La vida de la escuela no ha sido ajena a la invasión cultural que se ha gestado en el país durante las últimas tres décadas con todos los procesos de apertura y globalización económica. Con la puesta en marcha de modelos y estrategias de internacionalización de la economía, también se invaden costumbres, culturas y las formas mismas de organización de los pueblos. Los grandes acuerdos de los gobiernos más poderosos del mundo terminan afectando la cocina de las familias de los pueblos más recónditos de un país como el nuestro.
Esta misma realidad se vive en la cotidianidad de la escuela, pero con especial énfasis en el ámbito de lo artístico, hacia donde quiero orientar hoy la reflexión. En el sector educativo este fenómeno se acentuó con demasiada intensidad a partir de la Ley 715 de 2001, que cercenó el movimiento artístico escolar al eliminar, entre otros, a los profesores de artística de las escuelas de Colombia, y esto posibilitó un espacio ideal para que todo tipo de ritmos y géneros foráneos se tomaran los escenarios escolares, donde los profesores permanecíamos impávidos presenciando los actos comunitarios de izada de bandera en medio de la más agresiva de las invasiones culturales, en los cuales, a ritmo de música electrónica, punk y metal, se leía con frialdad una página de la batalla de la independencia nacional, con la nostalgia y el recuerdo efímero de los aires autóctonos como el bolero, el bambuco, el pasillo y la cumbia.
La gran noticia es que este desconsolador panorama no es del todo cierto. En la escuela hay maestros que se resisten a dejar morir el folklor colombiano en los escenarios educativos. Pero más significativo aun: hay muchos niños y jóvenes que en medio de esta agresiva y provocativa invasión cultural, se dejan seducir por los aires propios del folklor nacional. A principios de este año recibí la propuesta de los profesores de artística, especialmente de Luis Enrique Londoño - “Kike”, de llevar a cabo un festival intercolegiado de música colombiana. Confieso que su iniciativa me pareció osada, precisamente por el panorama que he descrito, pero decidí apoyar esta iniciativa y estructuramos la propuesta. Este primer festival intercolegiado de música colombiana tuvo por nombre “Un canto a mi país”, en homenaje a un gran músico, a un gran compositor, pero sobre todo a un gran hombre: el maestro Fabio Alberto Ramírez.

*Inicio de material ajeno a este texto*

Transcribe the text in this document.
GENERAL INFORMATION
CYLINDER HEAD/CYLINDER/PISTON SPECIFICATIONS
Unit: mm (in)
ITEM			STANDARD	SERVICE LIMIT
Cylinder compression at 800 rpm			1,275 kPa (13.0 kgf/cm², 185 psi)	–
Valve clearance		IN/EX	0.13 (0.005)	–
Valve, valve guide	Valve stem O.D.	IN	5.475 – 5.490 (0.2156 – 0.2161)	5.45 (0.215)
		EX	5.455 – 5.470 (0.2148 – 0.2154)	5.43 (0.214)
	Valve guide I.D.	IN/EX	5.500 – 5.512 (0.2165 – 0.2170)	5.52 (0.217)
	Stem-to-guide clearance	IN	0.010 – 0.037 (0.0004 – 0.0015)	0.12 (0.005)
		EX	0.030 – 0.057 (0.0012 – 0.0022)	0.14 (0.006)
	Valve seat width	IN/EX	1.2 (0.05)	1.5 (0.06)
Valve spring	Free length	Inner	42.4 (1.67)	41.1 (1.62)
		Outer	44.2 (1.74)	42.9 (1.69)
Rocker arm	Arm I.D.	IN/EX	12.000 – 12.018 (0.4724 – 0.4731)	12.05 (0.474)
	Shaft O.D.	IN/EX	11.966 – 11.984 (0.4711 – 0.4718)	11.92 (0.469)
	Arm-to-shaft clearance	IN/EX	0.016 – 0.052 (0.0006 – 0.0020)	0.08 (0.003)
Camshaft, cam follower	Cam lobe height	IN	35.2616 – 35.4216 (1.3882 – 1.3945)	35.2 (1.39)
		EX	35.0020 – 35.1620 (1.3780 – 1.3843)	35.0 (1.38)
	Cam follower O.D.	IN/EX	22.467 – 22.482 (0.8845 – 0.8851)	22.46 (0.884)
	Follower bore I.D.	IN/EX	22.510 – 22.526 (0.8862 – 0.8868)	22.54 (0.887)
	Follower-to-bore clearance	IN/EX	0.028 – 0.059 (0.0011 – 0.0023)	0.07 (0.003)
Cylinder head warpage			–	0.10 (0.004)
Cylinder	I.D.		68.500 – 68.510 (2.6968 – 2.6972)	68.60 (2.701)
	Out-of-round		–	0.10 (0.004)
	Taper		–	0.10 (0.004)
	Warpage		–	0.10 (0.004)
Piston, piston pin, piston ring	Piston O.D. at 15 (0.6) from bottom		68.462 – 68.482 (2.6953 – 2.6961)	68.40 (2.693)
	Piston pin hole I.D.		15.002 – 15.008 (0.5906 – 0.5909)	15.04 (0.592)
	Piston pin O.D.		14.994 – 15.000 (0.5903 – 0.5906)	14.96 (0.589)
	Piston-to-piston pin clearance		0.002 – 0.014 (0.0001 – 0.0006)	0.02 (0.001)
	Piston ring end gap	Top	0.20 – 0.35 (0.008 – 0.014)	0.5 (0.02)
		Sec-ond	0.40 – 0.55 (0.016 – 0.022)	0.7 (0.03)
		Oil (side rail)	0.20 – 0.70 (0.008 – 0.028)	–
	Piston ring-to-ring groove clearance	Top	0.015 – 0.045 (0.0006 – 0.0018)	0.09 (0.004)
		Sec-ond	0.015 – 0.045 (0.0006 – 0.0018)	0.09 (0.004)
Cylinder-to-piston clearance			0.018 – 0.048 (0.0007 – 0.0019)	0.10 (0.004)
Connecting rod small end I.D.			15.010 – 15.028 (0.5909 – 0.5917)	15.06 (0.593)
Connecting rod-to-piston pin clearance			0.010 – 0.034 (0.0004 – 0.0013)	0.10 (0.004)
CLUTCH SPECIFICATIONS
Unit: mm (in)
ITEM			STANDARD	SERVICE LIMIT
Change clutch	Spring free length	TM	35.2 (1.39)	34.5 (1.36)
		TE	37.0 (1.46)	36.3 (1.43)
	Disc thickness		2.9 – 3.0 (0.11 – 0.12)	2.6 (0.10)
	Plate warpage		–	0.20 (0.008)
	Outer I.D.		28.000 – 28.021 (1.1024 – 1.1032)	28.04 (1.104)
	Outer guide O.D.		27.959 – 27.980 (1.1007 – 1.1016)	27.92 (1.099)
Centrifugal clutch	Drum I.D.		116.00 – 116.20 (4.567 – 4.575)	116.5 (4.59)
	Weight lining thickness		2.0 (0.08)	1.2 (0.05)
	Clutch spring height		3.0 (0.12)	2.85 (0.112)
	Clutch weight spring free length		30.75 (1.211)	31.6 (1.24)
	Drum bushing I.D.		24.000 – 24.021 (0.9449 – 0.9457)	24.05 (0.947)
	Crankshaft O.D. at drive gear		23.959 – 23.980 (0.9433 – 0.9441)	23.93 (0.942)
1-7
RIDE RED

Más de veinte colegios y más de cincuenta niños, niñas y jóvenes, con sus profesores y padres, animaron las audiciones privadas durante el año, y se llevaron a cabo rondas eliminatorias, talleres y conversatorios, con fervor, entusiasmo y un profundo compromiso. Luego de un trabajo arduo, el pasado 5 de noviembre se llevó a cabo la gran final, y fue un evento sencillamente espectacular. El propio maestro Fabio Alberto vivió con el corazón en sus manos la magia y el profundo significado de lo que allí pasaba. Su asombro es indescriptible al ver cómo unos niños entre ocho y diecisiete años hacían la magia interpretativa de sus temas, porque solo se podían interpretar temas de su autoría. Entonces Los Follajes se mostraron en su máximo esplendor, El Pelagatos fue invitado excepcional, Luna se asomó al caer de aquella tarde, Madera y Piel nos hizo recordar bambucos, bundes y guabinas, mientras el sol hizo despertar a una Dulce niña, y hasta hubo tiempo de recordar a Mis Viejos que todavía se quieren.
Ciertamente fue una tarde maravillosa. Este espectáculo me llenó de esperanza y, como bien lo acuña el doctor Carlos Arboleda González, convencido estoy de que es mucho mejor un “Bésame, bésame mucho, como si fuera esta noche…” a ritmo de bolero, que un “Perrea, mami, perrea” a ritmo de reguetón.